Enter Paul Krugman, one of the most progressive defenders of Democratic Party policy. His New York Times op-eds usually rebut Republican advocacy for Wall Street and corporate interests. But he also indulges in China bashing. To “blame the foreigner” rather than the system is normally a right-wing response, yet he blames China simply for trying to save itself from being victimized by the Wall Street policies he normally criticizes when labor is the prey. By blaming China, he not only lets the Federal Reserve Board and its Wall Street constituency off the hook, he blames virtually the entire world that confronted Mr. Obama’s financial nationalism with a united front in Seoul two weeks ago when he and his entourage received an almost unanimous slap in the face at the Group of 20 meetings.
           
Sadly, Prof. Krugman’s “Axis of Depression” column on Friday, November 19, showed the extent to which his preferred solutions do not to beyond merely marginalist tinkering. His op-ed endorsed the Fed’s attempt at quantitative easing (QE2) to re-inflate the real estate bubble by flooding the markets with enough credit to lower interest rates.

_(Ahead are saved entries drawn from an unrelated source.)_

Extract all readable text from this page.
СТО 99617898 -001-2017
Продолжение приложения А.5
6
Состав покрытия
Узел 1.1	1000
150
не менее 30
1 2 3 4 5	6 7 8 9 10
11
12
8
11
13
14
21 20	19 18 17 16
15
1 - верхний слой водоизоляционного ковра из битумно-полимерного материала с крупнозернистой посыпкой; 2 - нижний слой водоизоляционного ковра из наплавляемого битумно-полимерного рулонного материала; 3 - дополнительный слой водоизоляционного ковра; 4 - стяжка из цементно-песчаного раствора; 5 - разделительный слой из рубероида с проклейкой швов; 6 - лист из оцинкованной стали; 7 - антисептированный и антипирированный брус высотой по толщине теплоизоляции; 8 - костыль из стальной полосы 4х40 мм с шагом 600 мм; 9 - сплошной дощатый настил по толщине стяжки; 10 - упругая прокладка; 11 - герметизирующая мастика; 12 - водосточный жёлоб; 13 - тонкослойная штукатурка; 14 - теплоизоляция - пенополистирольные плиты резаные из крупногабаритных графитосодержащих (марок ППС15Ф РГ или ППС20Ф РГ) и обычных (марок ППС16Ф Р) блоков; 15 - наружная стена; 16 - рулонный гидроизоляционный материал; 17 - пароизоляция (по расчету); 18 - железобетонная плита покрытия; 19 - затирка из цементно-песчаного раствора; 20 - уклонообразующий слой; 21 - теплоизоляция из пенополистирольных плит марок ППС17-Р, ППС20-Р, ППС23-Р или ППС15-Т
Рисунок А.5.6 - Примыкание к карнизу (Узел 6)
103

He credits the Fed with seeking to “create jobs,” not mainly to bail out banks that hold mortgages on properties in negative equity. 
           
The reality is that re-inflating real estate prices will not make it easier for wage earners and homebuyers to make ends meet. Lowering interest rates will re-inflate real estate prices (“wealth creation” Alan-Greenspan style), raising the degree to which new homebuyers must go into debt to obtain housing. We. And the more debt service that is paid, the less is available to spend on goods and services (the “real” economy). Employment will shrink in a financial spiral of economic austerity.
           
Unfortunately, most economists are brainwashed with the trivializing formula MV=PT. The idea is that more money (M) increases “prices” (P) – presumably consumer prices and wages. (One can ignore velocity, “V,” which is merely a tautological residual.) “T” is “transactions,” for GDP, sometimes called “O” for Output. 
           
Some 99.9% of money and credit is not spent on consumer goods (the “T” in MV = PT). Every day more than an entire year’s GDP passes through the New York Clearing House and the Chicago Mercantile Exchange for bank loans, stocks and bonds, packaged mortgages, derivatives and other financial assets and bets. So the effect of the Fed’s Quantitative Easing (monetary inflation) is to inflate asset prices, not consumer prices and other commodity prices. 
           
This is the key dynamic of today’s finance capitalism. It loads down economies with debt – and when debt service exceeds the surplus out of which to pay it, the central bank tries to “inflate its way out of debt” by creating enough new credit (“money”) to make real estate, stocks and bonds worth more –enough more for debtors to borrow the interest due. This is the deus ex machina, the external influx of credit enabling financialized economies to operate as Ponzi schemes. The dynamic is encouraged by taxing speculative (“capital”) gains at a lower rate than wages and profits. So why should investors finance tangible capital investment when they can ride the wave of asset-price inflation. The Bubble Economy turns into speculative “wealth creation.”
           
Can it work? How long will gullible investors bet on a pyramid scheme growing at an impossibly exponential rate, enjoying fictitious “wealth creation” as bankers load the economy down with debt? How long will people think that the economy is really growing when banks lend to an economy overseen by regulatory agencies staffed by ideological deregulators? 
           
The bankers’ ideal is for the entire surplus over and above bare subsistence to be paid in the form of interest and fees – all disposable personal income, corporate cash flow and real estate rent. So when the Fed’s QE lowers mortgage interest rates, will this enable homeowners to pay less – or will it simply increase the capitalization rate of existing rental value?